The Los Angeles Times brought the concept of value-added education data front and center before the public when it conducted an analysis of teachers’ value-added scores in that city, and then published the findings – complete with teachers’ names attached – on its website.
The Los Angeles story is the most prominent example of a national movement to link student data to individual teacher performance. Federal Race to the Top dollars will fund more than a dozen states’ – including Ohio’s – efforts to incorporate value-added data into teacher evaluations. The Bill and Melinda Gates Foundation and other philanthropies, are investing millions in teacher effectiveness initiatives. In Ohio, public value-added results are available by district, school, grade level, and subject – teachers and administrators have access to more robust student-level data. And districts participating in the federally funded Teacher Incentive Fund program will use value-added data along with other measures to award performance bonuses to teachers.
Three state education experts interviewed by The Gadfly believe it is time to use value-added here not only for informing teachers about their students’ progress but also to evaluate the teachers themselves -- to help them improve, but, if necessary, dismiss ineffective ones.
“Clearly other districts use value-added as part of evaluation of performance, but the difference between [what happened in] Los Angeles and [what takes place in a district like] Winston Salem, N.C., is that they use value-added to assess but the data are not made public,” said Thomas J. Lasley, retired dean of the School of Education and Allied Professions at the University of Dayton. “Principals have access to it but parents do not. It’s more logical to have building leaders who understand the nuances...so they can know how to work with teachers.”
In Winston Salem, Lasley said, if low value-added student scores indicate a teacher is having problems, the teacher is placed on a professional development plan and if there’s no improvement, eventually, there’s a move toward dismissal.
While Lasley thinks it could be 20 years before value-added teacher data are accurate enough for public release, Indiana Superintendent of Public Instruction Tony Bennett plans to make the teacher data public – names and all – on the Indiana Department of Education’s website this year or next. Bennett thinks putting heat on teachers will lead to better teaching. “(If I’m a parent) I can go to the principal and say I want the best teacher for my child,” he told education policymakers in Cleveland recently.
Jim Mahoney, executive director of Battelle for Kids, the organization that pioneered the use of value-added data in Ohio, said the state’s value-added formula could be used right now for classroom-level data and evaluation. In fact, 45 districts, including Columbus, do so, he said.

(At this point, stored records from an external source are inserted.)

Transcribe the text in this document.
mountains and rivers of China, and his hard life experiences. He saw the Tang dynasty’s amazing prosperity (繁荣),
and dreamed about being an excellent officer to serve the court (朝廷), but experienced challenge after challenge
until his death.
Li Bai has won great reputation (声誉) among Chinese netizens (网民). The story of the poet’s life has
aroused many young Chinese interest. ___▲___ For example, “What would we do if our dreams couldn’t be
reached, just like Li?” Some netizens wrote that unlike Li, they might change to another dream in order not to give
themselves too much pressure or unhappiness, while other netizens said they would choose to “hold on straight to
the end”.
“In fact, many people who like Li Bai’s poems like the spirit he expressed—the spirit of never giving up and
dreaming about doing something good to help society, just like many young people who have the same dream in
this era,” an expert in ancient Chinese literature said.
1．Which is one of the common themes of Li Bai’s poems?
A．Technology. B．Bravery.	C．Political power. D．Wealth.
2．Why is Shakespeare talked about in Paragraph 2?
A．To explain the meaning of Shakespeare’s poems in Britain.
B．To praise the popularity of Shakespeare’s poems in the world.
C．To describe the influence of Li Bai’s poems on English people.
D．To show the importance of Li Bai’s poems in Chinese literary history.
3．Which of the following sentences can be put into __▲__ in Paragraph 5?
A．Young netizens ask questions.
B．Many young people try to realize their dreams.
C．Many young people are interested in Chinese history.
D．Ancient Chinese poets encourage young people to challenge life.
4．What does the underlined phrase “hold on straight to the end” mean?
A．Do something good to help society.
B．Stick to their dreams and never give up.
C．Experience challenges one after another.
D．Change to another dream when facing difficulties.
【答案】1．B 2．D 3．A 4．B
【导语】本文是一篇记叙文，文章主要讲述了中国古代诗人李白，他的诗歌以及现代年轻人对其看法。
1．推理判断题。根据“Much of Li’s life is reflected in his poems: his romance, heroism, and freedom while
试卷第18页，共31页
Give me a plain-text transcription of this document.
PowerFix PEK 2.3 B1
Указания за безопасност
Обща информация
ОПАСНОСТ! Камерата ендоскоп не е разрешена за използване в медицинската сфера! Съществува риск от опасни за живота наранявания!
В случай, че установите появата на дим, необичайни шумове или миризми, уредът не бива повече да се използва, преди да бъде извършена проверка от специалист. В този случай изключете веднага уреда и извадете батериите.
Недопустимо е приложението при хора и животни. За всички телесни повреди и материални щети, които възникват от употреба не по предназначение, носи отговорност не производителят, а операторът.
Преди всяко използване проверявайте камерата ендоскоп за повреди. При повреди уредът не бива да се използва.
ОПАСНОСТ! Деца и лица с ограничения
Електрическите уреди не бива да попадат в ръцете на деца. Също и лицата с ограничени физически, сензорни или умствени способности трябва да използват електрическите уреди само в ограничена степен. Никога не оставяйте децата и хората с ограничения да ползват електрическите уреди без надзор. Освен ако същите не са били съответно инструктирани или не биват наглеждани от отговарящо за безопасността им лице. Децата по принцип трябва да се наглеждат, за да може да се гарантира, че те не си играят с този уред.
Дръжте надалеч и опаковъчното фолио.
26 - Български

But Mahoney cautions that using value-added data for evaluation purposes won’t work unless curricula and assessments are aligned, and that remains a major problem. Also, as powerful as value-added analysis can be, he said it should never be the sole measure of teacher effectiveness. Multiple measures such as attendance, student surveys of teacher performance, and knowledge of content are also important. “A lot of this is in the power of the relationship between the teacher and the student,” he said.
Beyond the classroom, Mahoney said value-added data could be used to track graduates of teacher colleges (Ohio promised in its winning Race to the Top application to connect student achievement data back to the colleges that prepared teachers) and to help clarify the ongoing debate about the effectiveness of alternatively trained teachers (like Teach For America corps members) versus those that are trained in colleges of education.
Identifying good teachers and understanding why they’re good is vital. “Some people are generating huge gains and it is not random luck,” he said. Even so, Mahoney issued a caution, “This is a very powerful measure but there’s no one measure that should be used or can capture the essence of great teaching.”
One problem with Ohio’s value-added measure, especially if it were used to evaluate and publically identify teachers, is that it is not transparent. The model in use is proprietary, and it’s not clear how the calculations are actually done.
But there are other models. Indiana uses one developed in Colorado. And Ohio’s participation in the Common Core State Standards Initiative could bode well for the future of value-added here. “As you get common standards those commons standards are going to drive us toward more common assessments and that will drive us toward more common value-added procedures,” Lasley said.
Another problem is that value-added measures are not applied to all school subjects. Right now, value-added analysis is done only in the fourth through eighth grades in reading and math, though Governor Strickland’s 2009 education reform legislation and the state’s Race to the Top grant promise to expand value-added across more grades and subjects and tie the results to the classroom level.
That’s a good thing, according to Deb Tully, director of professional issues for the Ohio Federation of Teachers. “It’s important to weed out bad teachers, she said. “[As a teacher,] I don’t want the kids the next year after they’ve had somebody terrible,” said Tulley.
Tulley said there needs to be agreement in a school district concerning how value-added data will be used. “When you locally develop a (teacher evaluation plan) everyone can agree on we don’t have a problem using value-added as one of the measures,” she said.
However, the measure must be fine-tuned first, she said, since Ohio’s current value-added model was never designed for teacher evaluation or (determining) compensation. “We are concerned about is using it incorrectly or using data that doesn’t give a clear picture of what a teacher is doing in the classroom,” she said.